On the summit of the highest mountain in the Western Hemisphere, Aconcagua, at 22,841 feet.

Demerly is four-time Michigan USA Cycling Champion and has completed over 250 triathlons around the world, Including the Ford Ironman World Championships in Kona, Hawaii and five other Ironmans. In 1990 Demerly raced for the elite level Nike/Velo-News/Gatorade Cycling Team in Belgium.

In addition to his media, business and endurance/adventure sports experience Demerly attended the first-ever Fit Institute of Slowtwitch (F.I.S.T.) triathlon specific bike fitting program. He has gone on to develop unique and effective triathlon bike fit and positioning techniques specifically for the retailer.


Testing, evaluation, marketing and operational experience in the tactical/defense industry.

  1. anonymous said:

    Love your blog! happened upon post on facebook and read some of your posts just when needed to give me perspective. Thanks 🙂

  2. h2ofeo2 said:

    Bookmarking you now….! (Why am I just finding your blog…weird!)

  3. Greg Schempp said:

    Hello Tom. I like your articles. Do you have a monthly email letter you send out? add me to your list. Thanks.

  4. Hi Tom,
    I just read your article: “Why you shouldn’t support your local…” It was surely refreshing to see your spot-on analysis of the state of the IBD’s and your proactive call for action. The best write up as far as I am concerned thus far. Congrats!

    Hans Bergman

  5. Luis Garcia said:

    I stumbled upon your blog, wow! Great work and info. My wife and I started cycling this year. We will be reading your books.

    Thank you again,

    Luis Garcia

  6. Laura Hansen said:

    Hi Tom,
    I just saw your interview with Lt. Col. Russell Szczepanik and thought it was great. My father is also an SR-71 alum and (small world) was the pilot that flew with Mr. Szczepanik. Thank you for sharing stories about that incredible aircraft. I could listen to my Dad tell stories about piloting the SR, U2, etc. for hours :). It was such an interesting time!

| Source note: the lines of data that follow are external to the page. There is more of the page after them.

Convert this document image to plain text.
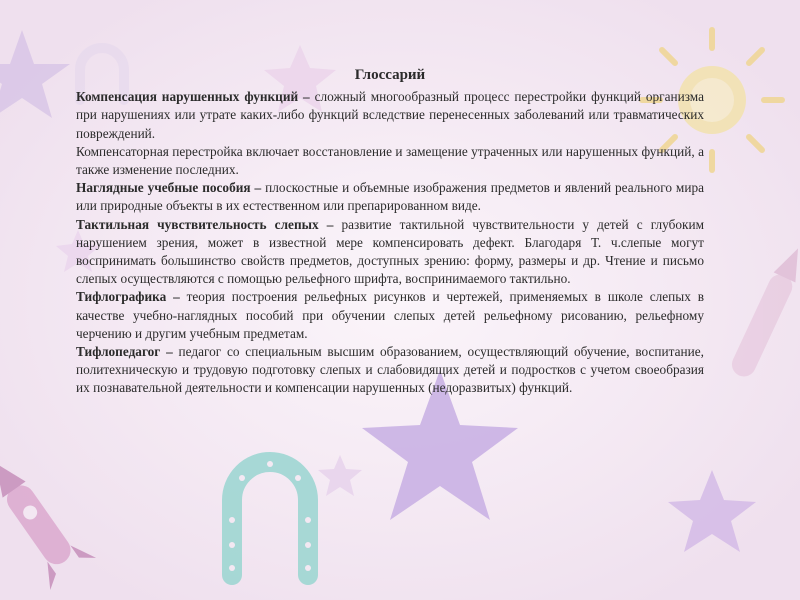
Глоссарий

Компенсация нарушенных функций – сложный многообразный процесс перестройки функций организма при нарушениях или утрате каких-либо функций вследствие перенесенных заболеваний или травматических повреждений.

Компенсаторная перестройка включает восстановление и замещение утраченных или нарушенных функций, а также изменение последних.

Наглядные учебные пособия – плоскостные и объемные изображения предметов и явлений реального мира или природные объекты в их естественном или препарированном виде.

Тактильная чувствительность слепых – развитие тактильной чувствительности у детей с глубоким нарушением зрения, может в известной мере компенсировать дефект. Благодаря Т. ч.слепые могут воспринимать большинство свойств предметов, доступных зрению: форму, размеры и др. Чтение и письмо слепых осуществляются с помощью рельефного шрифта, воспринимаемого тактильно.

Тифлографика – теория построения рельефных рисунков и чертежей, применяемых в школе слепых в качестве учебно-наглядных пособий при обучении слепых детей рельефному рисованию, рельефному черчению и другим учебным предметам.

Тифлопедагог – педагог со специальным высшим образованием, осуществляющий обучение, воспитание, политехническую и трудовую подготовку слепых и слабовидящих детей и подростков с учетом своеобразия их познавательной деятельности и компенсации нарушенных (недоразвитых) функций.
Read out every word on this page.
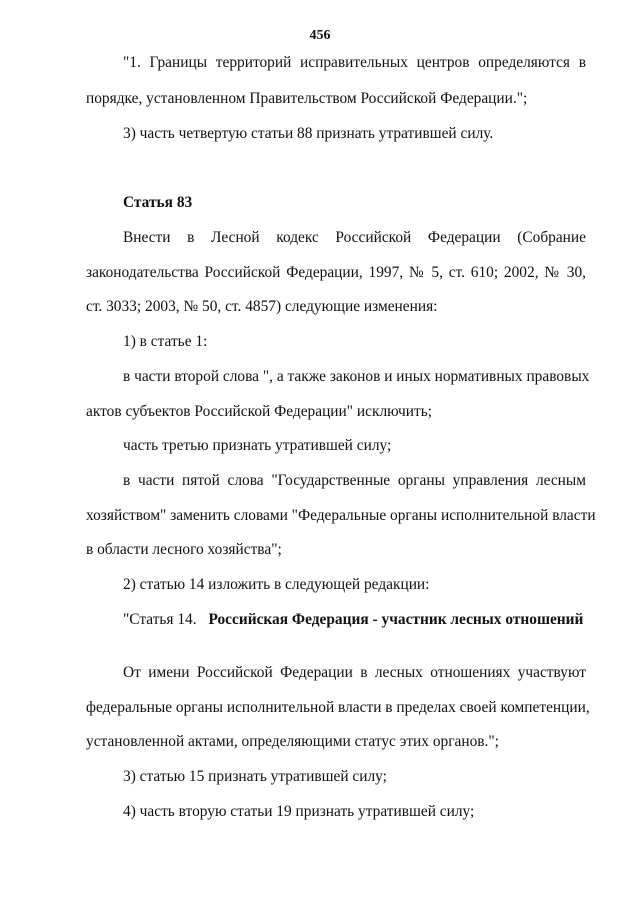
456
"1. Границы территорий исправительных центров определяются в
порядке, установленном Правительством Российской Федерации.";
3) часть четвертую статьи 88 признать утратившей силу.
Статья 83
Внести в Лесной кодекс Российской Федерации (Собрание
законодательства Российской Федерации, 1997, № 5, ст. 610; 2002, № 30,
ст. 3033; 2003, № 50, ст. 4857) следующие изменения:
1) в статье 1:
в части второй слова ", а также законов и иных нормативных правовых
актов субъектов Российской Федерации" исключить;
часть третью признать утратившей силу;
в части пятой слова "Государственные органы управления лесным
хозяйством" заменить словами "Федеральные органы исполнительной власти
в области лесного хозяйства";
2) статью 14 изложить в следующей редакции:
"Статья 14. Российская Федерация - участник лесных отношений
От имени Российской Федерации в лесных отношениях участвуют
федеральные органы исполнительной власти в пределах своей компетенции,
установленной актами, определяющими статус этих органов.";
3) статью 15 признать утратившей силу;
4) часть вторую статьи 19 признать утратившей силу;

    If you having any other pieces upcoming on the SR-71, etc. and need subject matter experts, please let me know! My Dad is always up for sharing his piloting experience.

    Laura Hansen (Young)
    Daughter of Col. Richard A. Young (Capt. when flying the SR-71)

  7. Dave said:

    Hi Tom.
    I read your article about the chinese spy balloon. I have a theory you may or may not have thought about. More sinister than I read theories of dropping forest fire starting Incendiaries, weather altering or even an EMP attack dry-run. After hearing that a balloon could not gather more info than a sattellite and that it was flying over missle silos, my 2nd thought was it was trying to send signals to trip the launch of these missles. The reason- China could say the US started a nuclear attack and it could retalliate with their “can’t shoot down HGVs. Far-fetched? Russia and China, ever since they have demonstrated these HGVs have appeared to be daring and goading the US to start something.

    BTW the Canadian Defence Minister Anita Anand spoke about the Yukon object shot down days ago, and next to her (I think it was) Chief of the Defence Staff Gen. Wayne Eyre, added (I heard him say on TV) that this object was apparently jamming the tracking attempts of the jets that shot it down.

    • Interesting idea. I got to visit a decommissioned ICBM site in Southern Arizona several years ago and learn, first hand, about ICBM launch procedures. Then I got to launch an ICBM with the system in training/demonstration mode. The system failed to launch. Also, an interesting thing about the launch system was how antiquated it was. The potential for “hacking” it was nearly nonexistent simply because it was so darn old.